Logo, as cartas foram postas na mesa, e o verdadeiro interrogatório começou.
O padre diante deles era conhecido por receber ex-detentos em sua paróquia. Alguns deles haviam se convertido para o caminho de Deus, mas outros continuavam na vida do crime.
De acordo com a polícia, estes últimos trabalhavam com esse senhorzinho que mal conseguia ficar em pé. Esses criminosos forneciam drogas para ele, e o padre as vendia, sob o teto da igreja, e repartia os lucros.
Acreditava-se que o velho era o fornecedor da substância que matou o âncora.
Foi usando esses fatos que Agostinho o pressionou, e o pressionou, e o pressionou.
O padre ficava cada vez mais tenso, até que em um determinado momento surtou. De suas vestes sacou uma faca e agarrou o bispo. Com a lâmina da arma direcionada para a sua garganta, fê-lo de refém.
Frederico e a equipe de cavalheiros, nervosos, começaram a se espalhar cuidadosamente em volta do padre, na tentativa de encurralá-lo.
Mas ele havia percebido suas intenções e ameaçou: — NEM MAIS UM PASSO! Ou eu acabo com o bispo de vocês!
O velho apertou com ainda mais firmeza o cabo de sua faca, e todos permaneceram parados em seus respectivos lugares.
— Larga isso, pelo amor de Deus! — pediu Agostinho. — Me solte e vamos conversar…
— NADA DISSO! Liberarei você só quando eu estiver bem longe daqui!
Conforme o padre se afastava deles, Frederico percebeu que aquela era a melhor hora para entrar em ação e roubar a cena.
Logo, em meio ao caos de pessoas impotentes, implorando para que Agostinho fosse solto, Frederico fez uma simples pergunta:
— Diga-me, Reverendo. Se algum dia ou noite um demônio se aproximasse de você em sua solidão mais profunda e dissesse: “Esta vida como você a vive agora e a viveu, você terá que vivê-la novamente e inúmeras vezes mais”, não se lançaria ao chão, rangeria os dentes e amaldiçoaria o demônio que falou assim?
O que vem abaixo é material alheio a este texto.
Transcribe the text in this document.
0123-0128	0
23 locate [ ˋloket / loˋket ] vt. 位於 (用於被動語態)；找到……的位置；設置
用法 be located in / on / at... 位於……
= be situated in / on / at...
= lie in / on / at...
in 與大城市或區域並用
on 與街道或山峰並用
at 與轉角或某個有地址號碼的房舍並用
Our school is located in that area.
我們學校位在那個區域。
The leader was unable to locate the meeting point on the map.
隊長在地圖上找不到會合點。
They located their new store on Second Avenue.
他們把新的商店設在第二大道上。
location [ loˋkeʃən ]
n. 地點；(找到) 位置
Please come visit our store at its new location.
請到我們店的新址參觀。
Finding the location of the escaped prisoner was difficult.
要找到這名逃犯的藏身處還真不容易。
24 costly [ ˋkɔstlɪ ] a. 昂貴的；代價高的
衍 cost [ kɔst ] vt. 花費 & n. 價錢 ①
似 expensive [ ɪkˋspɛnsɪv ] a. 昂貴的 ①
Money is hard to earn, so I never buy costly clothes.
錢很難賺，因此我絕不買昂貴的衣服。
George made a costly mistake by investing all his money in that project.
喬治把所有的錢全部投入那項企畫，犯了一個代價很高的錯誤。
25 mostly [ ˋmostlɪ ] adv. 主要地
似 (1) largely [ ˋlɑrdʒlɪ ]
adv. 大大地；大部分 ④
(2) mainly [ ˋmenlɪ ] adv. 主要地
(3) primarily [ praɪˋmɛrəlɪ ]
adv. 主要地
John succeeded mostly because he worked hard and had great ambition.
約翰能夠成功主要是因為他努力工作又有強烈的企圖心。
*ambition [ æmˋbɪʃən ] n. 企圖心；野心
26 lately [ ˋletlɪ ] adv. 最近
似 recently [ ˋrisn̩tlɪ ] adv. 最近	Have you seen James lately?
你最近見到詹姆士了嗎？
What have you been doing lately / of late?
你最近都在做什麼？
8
O salão principal aquietou-se. Todos ficaram perplexos com as palavras que saíram da boca de nosso protagonista, do completo nada.
Honestamente, até eu havia ficado confuso. Era para eu fazer aquilo que ele havia perguntado?
— Hã? Do que você ‘tá falando? O que que isso tem a ver com a situação!?
Com a resposta, alguns cavalheiros cochichavam para ele parar com isso. Outros questionavam o que ele pensava estar fazendo.
Frederico apenas os ignorou. Olhou para cima; avistou uma linda vidraça em mosaico. Dela, saíam raios de luz que atingiam o chão à sua frente. Ele se encontrava na sombra dela.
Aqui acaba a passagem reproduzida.